The organization Reporters Without Borders (RSF) condemned Serbia’s arrest of Natasha Tyshkevich, the former journalist of the Russian student newspaper Doxa, and the “deplorable conditions” in which the Serbian authorities held her.
“RSF is alarmed by a potentially deliberate attempt to intimidate Russian exile journalists,” said the organization on its official website, Danas reported.
After fleeing Russia last year to escape an arbitrary prison sentence and finding a refuge in Germany, Natasha Tyshkevich had not expected to be locked up in a European country.
Nonetheless, because she did not know she needed a visa in addition to her travel document provided by Germany, she was held for nearly two days by the Serbian authorities at Belgrade airport after landing there on 7 August.
“While it is legitimate to deny entry to a person who does not have a visa, placing them in police custody for more than 40 hours is a disproportionate measure. By treating Natasha Tyshkevich as a criminal, were the Serbian authorities trying to intimidate Russian exile journalists in order to please the Kremlin?” asked Pavol Szalai, the head of RSF’s European Union-Balkans desk.
When Tyshkevich flew to Belgrade on 7 August with the aim of visiting friends in Serbia, she only had the travel document provided by Germany.
The Russian authorities had confiscated her passport as part of proceedings against her and her three fellow editors at Doxa.
It was only when Serbian immigration officials denied her entry that she discovered that her travel document was not valid without a visa outside the European Union.
Instead of obliging Tyshkevich – who was in an airport transit area – to leave on a flight out of the country, the authorities arrested her and held her for more than 40 hours while failing to provide her with almost any food.
When she tearfully resisted entering the cell where they held her, the guards threatened to send her to “a real prison.”
On 9 August, she was finally put on a flight back to Malta, from where she had flown to Serbia.

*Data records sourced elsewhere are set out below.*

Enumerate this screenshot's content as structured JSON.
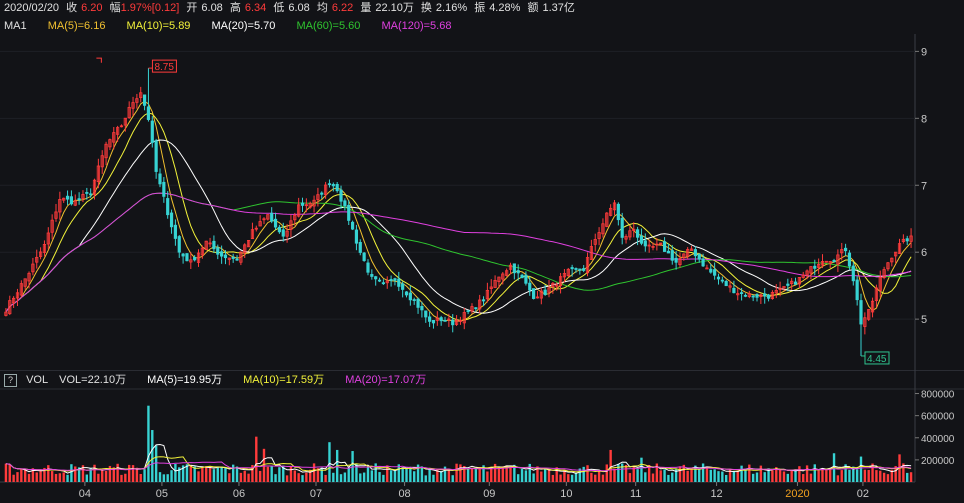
{
  "header": {
    "date": "2020/02/20",
    "items": [
      {
        "label": "收",
        "value": "6.20",
        "color": "#ff3b3b"
      },
      {
        "label": "幅",
        "value": "1.97%[0.12]",
        "color": "#ff3b3b"
      },
      {
        "label": "开",
        "value": "6.08",
        "color": "#e0e0e0"
      },
      {
        "label": "高",
        "value": "6.34",
        "color": "#ff3b3b"
      },
      {
        "label": "低",
        "value": "6.08",
        "color": "#e0e0e0"
      },
      {
        "label": "均",
        "value": "6.22",
        "color": "#ff3b3b"
      },
      {
        "label": "量",
        "value": "22.10万",
        "color": "#e0e0e0"
      },
      {
        "label": "换",
        "value": "2.16%",
        "color": "#e0e0e0"
      },
      {
        "label": "振",
        "value": "4.28%",
        "color": "#e0e0e0"
      },
      {
        "label": "额",
        "value": "1.37亿",
        "color": "#e0e0e0"
      }
    ]
  },
  "ma_legend": {
    "name": "MA1",
    "items": [
      {
        "text": "MA(5)=6.16",
        "color": "#f0c030"
      },
      {
        "text": "MA(10)=5.89",
        "color": "#f2f23a"
      },
      {
        "text": "MA(20)=5.70",
        "color": "#ffffff"
      },
      {
        "text": "MA(60)=5.60",
        "color": "#2fc42f"
      },
      {
        "text": "MA(120)=5.68",
        "color": "#e040e0"
      }
    ]
  },
  "vol_legend": {
    "help": "?",
    "name": "VOL",
    "items": [
      {
        "text": "VOL=22.10万",
        "color": "#e0e0e0"
      },
      {
        "text": "MA(5)=19.95万",
        "color": "#ffffff"
      },
      {
        "text": "MA(10)=17.59万",
        "color": "#f2f23a"
      },
      {
        "text": "MA(20)=17.07万",
        "color": "#e040e0"
      }
    ]
  },
  "chart_data": {
    "type": "candlestick",
    "price_axis": {
      "ticks": [
        "9",
        "8",
        "7",
        "6",
        "5"
      ],
      "tick_values": [
        9,
        8,
        7,
        6,
        5
      ],
      "range": [
        4.3,
        9.2
      ]
    },
    "volume_axis": {
      "ticks": [
        "800000",
        "600000",
        "400000",
        "200000"
      ],
      "tick_values": [
        800000,
        600000,
        400000,
        200000
      ],
      "range": [
        0,
        850000
      ]
    },
    "months": [
      {
        "label": "04",
        "index": 21,
        "color": "#c8c8c8"
      },
      {
        "label": "05",
        "index": 41,
        "color": "#c8c8c8"
      },
      {
        "label": "06",
        "index": 61,
        "color": "#c8c8c8"
      },
      {
        "label": "07",
        "index": 81,
        "color": "#c8c8c8"
      },
      {
        "label": "08",
        "index": 104,
        "color": "#c8c8c8"
      },
      {
        "label": "09",
        "index": 126,
        "color": "#c8c8c8"
      },
      {
        "label": "10",
        "index": 146,
        "color": "#c8c8c8"
      },
      {
        "label": "11",
        "index": 164,
        "color": "#c8c8c8"
      },
      {
        "label": "12",
        "index": 185,
        "color": "#c8c8c8"
      },
      {
        "label": "2020",
        "index": 206,
        "color": "#f0a020"
      },
      {
        "label": "02",
        "index": 223,
        "color": "#c8c8c8"
      }
    ],
    "annotations": [
      {
        "text": "8.75",
        "index": 37,
        "price": 8.75,
        "kind": "high",
        "color": "#ff3b3b"
      },
      {
        "text": "4.45",
        "index": 222,
        "price": 4.45,
        "kind": "low",
        "color": "#2fc48f"
      }
    ],
    "key_closes": [
      {
        "i": 0,
        "p": 5.15
      },
      {
        "i": 5,
        "p": 5.6
      },
      {
        "i": 10,
        "p": 6.1
      },
      {
        "i": 14,
        "p": 6.8
      },
      {
        "i": 18,
        "p": 6.75
      },
      {
        "i": 22,
        "p": 6.9
      },
      {
        "i": 26,
        "p": 7.6
      },
      {
        "i": 30,
        "p": 7.9
      },
      {
        "i": 33,
        "p": 8.25
      },
      {
        "i": 35,
        "p": 8.4
      },
      {
        "i": 37,
        "p": 8.0
      },
      {
        "i": 39,
        "p": 7.2
      },
      {
        "i": 42,
        "p": 6.6
      },
      {
        "i": 45,
        "p": 6.0
      },
      {
        "i": 48,
        "p": 5.85
      },
      {
        "i": 52,
        "p": 6.15
      },
      {
        "i": 56,
        "p": 5.95
      },
      {
        "i": 60,
        "p": 5.9
      },
      {
        "i": 64,
        "p": 6.3
      },
      {
        "i": 68,
        "p": 6.55
      },
      {
        "i": 72,
        "p": 6.2
      },
      {
        "i": 76,
        "p": 6.7
      },
      {
        "i": 80,
        "p": 6.75
      },
      {
        "i": 84,
        "p": 7.05
      },
      {
        "i": 86,
        "p": 6.95
      },
      {
        "i": 89,
        "p": 6.5
      },
      {
        "i": 92,
        "p": 6.0
      },
      {
        "i": 95,
        "p": 5.6
      },
      {
        "i": 98,
        "p": 5.5
      },
      {
        "i": 101,
        "p": 5.6
      },
      {
        "i": 104,
        "p": 5.4
      },
      {
        "i": 107,
        "p": 5.2
      },
      {
        "i": 110,
        "p": 4.95
      },
      {
        "i": 113,
        "p": 5.0
      },
      {
        "i": 116,
        "p": 4.95
      },
      {
        "i": 120,
        "p": 5.1
      },
      {
        "i": 124,
        "p": 5.3
      },
      {
        "i": 128,
        "p": 5.65
      },
      {
        "i": 131,
        "p": 5.8
      },
      {
        "i": 134,
        "p": 5.6
      },
      {
        "i": 137,
        "p": 5.35
      },
      {
        "i": 140,
        "p": 5.4
      },
      {
        "i": 143,
        "p": 5.55
      },
      {
        "i": 146,
        "p": 5.7
      },
      {
        "i": 150,
        "p": 5.75
      },
      {
        "i": 153,
        "p": 6.2
      },
      {
        "i": 156,
        "p": 6.55
      },
      {
        "i": 158,
        "p": 6.75
      },
      {
        "i": 160,
        "p": 6.2
      },
      {
        "i": 163,
        "p": 6.35
      },
      {
        "i": 166,
        "p": 6.05
      },
      {
        "i": 170,
        "p": 6.1
      },
      {
        "i": 174,
        "p": 5.85
      },
      {
        "i": 178,
        "p": 6.05
      },
      {
        "i": 182,
        "p": 5.75
      },
      {
        "i": 186,
        "p": 5.55
      },
      {
        "i": 190,
        "p": 5.4
      },
      {
        "i": 194,
        "p": 5.35
      },
      {
        "i": 198,
        "p": 5.35
      },
      {
        "i": 202,
        "p": 5.45
      },
      {
        "i": 206,
        "p": 5.6
      },
      {
        "i": 209,
        "p": 5.75
      },
      {
        "i": 212,
        "p": 5.9
      },
      {
        "i": 215,
        "p": 5.9
      },
      {
        "i": 218,
        "p": 6.05
      },
      {
        "i": 220,
        "p": 5.6
      },
      {
        "i": 222,
        "p": 4.95
      },
      {
        "i": 224,
        "p": 5.1
      },
      {
        "i": 226,
        "p": 5.45
      },
      {
        "i": 228,
        "p": 5.75
      },
      {
        "i": 230,
        "p": 5.95
      },
      {
        "i": 232,
        "p": 6.1
      },
      {
        "i": 234,
        "p": 6.2
      }
    ],
    "volume_spikes": [
      {
        "i": 37,
        "v": 690000
      },
      {
        "i": 38,
        "v": 470000
      },
      {
        "i": 39,
        "v": 330000
      },
      {
        "i": 65,
        "v": 410000
      },
      {
        "i": 67,
        "v": 300000
      },
      {
        "i": 84,
        "v": 360000
      },
      {
        "i": 86,
        "v": 290000
      },
      {
        "i": 90,
        "v": 280000
      },
      {
        "i": 157,
        "v": 290000
      },
      {
        "i": 165,
        "v": 220000
      },
      {
        "i": 215,
        "v": 260000
      },
      {
        "i": 222,
        "v": 230000
      },
      {
        "i": 232,
        "v": 250000
      }
    ],
    "colors": {
      "up": "#ff3b3b",
      "down": "#37d3d3",
      "background": "#121317",
      "axis_text": "#c8c8c8"
    }
  }
}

Tyshkevich is one of the four journalists who worked for the independent Moscow student magazine Doxa and who were sentenced in 2021 to two years’ “corrective labor” over an online video in which they defended young Russians’ freedom of assembly.
They were under house arrest for almost a year after they were detained in April 2021 for posting a three-minute video on YouTube in which they said it was illegal to expel and intimidate students for participating in rallies in support of jailed Kremlin critic Alexei Navalny.
Tyshkevich initially sought refuge in Armenia before moving to Germany.
The Russian authorities issued a warrant for her arrest in November 2022.